The hospital’s spokesman, Dr. Tayo Haastrup, told the News Agency of Nigeria (NAN), that out of the seven bodies brought to the hospital, only one had been properly identified and released to the relatives.
“It is not that people have not come to claim the corpses but we need to ensure that we release the bodies to the right persons after proper identification,” he said.
Moro who visited the hospital on Sunday, had told the hospital authority that the police must authenticate any claim by relatives of the deceased before the bodies are released to them.
Haastrup, who also corroborated this, said two women were still in the hospital recuperating, out of the 11 people admitted.
He said they would be discharged as soon as they were certified fit.
However, the fallout from the recruitment tragedy continued to reverberate yesterday when the House of Representatives’ Committee on Public Accounts stepped up its scrutiny of the incident by inviting Moro to appear before it to give an account of the money realised from the sale of employment forms.
This is as the board of the NIS, NSCDC, the prisons service and the Fire Service indicted the minister over the botched recruitment exercise, of which it said it had no prior knowledge.

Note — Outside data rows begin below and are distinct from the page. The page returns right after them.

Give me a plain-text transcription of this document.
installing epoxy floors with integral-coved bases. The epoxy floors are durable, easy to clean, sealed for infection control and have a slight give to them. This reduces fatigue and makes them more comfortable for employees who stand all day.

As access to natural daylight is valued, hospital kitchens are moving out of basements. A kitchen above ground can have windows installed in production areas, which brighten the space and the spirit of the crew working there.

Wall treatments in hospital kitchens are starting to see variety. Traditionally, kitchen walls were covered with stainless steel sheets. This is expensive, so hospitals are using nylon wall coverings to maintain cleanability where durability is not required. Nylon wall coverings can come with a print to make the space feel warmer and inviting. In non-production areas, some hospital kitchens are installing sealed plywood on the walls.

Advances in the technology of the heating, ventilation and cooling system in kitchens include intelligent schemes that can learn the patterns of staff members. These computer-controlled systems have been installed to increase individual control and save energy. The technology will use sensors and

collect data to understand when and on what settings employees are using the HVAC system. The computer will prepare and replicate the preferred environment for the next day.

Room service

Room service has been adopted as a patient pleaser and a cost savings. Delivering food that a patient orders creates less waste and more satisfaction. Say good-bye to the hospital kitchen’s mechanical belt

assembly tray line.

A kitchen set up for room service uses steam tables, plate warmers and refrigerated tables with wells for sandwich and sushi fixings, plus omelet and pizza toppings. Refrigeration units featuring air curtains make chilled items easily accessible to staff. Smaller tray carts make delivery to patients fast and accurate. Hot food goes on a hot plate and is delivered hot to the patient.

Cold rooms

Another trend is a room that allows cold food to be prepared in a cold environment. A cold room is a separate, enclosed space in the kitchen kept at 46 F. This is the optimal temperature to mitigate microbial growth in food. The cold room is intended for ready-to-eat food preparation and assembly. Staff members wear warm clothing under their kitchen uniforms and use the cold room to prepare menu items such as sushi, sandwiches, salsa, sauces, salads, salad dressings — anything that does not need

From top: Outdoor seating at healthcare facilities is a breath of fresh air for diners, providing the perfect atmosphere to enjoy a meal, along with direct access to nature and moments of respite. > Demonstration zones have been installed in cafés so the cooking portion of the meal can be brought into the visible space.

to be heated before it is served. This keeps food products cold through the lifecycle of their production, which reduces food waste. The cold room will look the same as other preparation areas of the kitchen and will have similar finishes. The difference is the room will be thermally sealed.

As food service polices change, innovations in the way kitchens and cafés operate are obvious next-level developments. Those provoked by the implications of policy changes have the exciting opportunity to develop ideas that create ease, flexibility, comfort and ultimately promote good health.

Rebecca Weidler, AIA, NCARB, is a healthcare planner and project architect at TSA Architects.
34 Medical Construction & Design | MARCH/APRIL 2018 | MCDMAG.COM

A commissioner on the board, Mr. S.D Tapgun, told the committee that the board, whose members and heads of agencies he led to the House, gave no approval for the failed exercise.
“Only the Interior Minister and the consultant he engaged for the exercise can tell Nigerians exactly what happened. Even the Comptroller-General of the Nigerian Immigration Service was not involved; he was not part of the recruitment at all. There was no board resolution to recruit any body,” he said.
“When we the members of the board learnt about the recruitment exercise, we wrote the minister and informed him that we were not in support of engaging the services of a third party to conduct recruitment for the immigration service but he ignored our letter and went ahead to engage the consultant named Drexel Technical Global Nigeria Limited.
“The consultant fixed every thing including a N1,000 fee which they claimed was to cover administrative charges,” he added.
According to the board, the number of applicants registered totalled 693,000 and each of them paid N1,000 to designated banks through the consultant.
Summoning both Moro and the consultant, chairman of the committee, Adeola Solomon Olamilekan, said: “This is fraud; Nigerians, our children have been defrauded to the tune of almost a billion naira, the minister and the consultant must inform Nigerians how much was collected, the banks where the money is being kept, and the account numbers, among other information.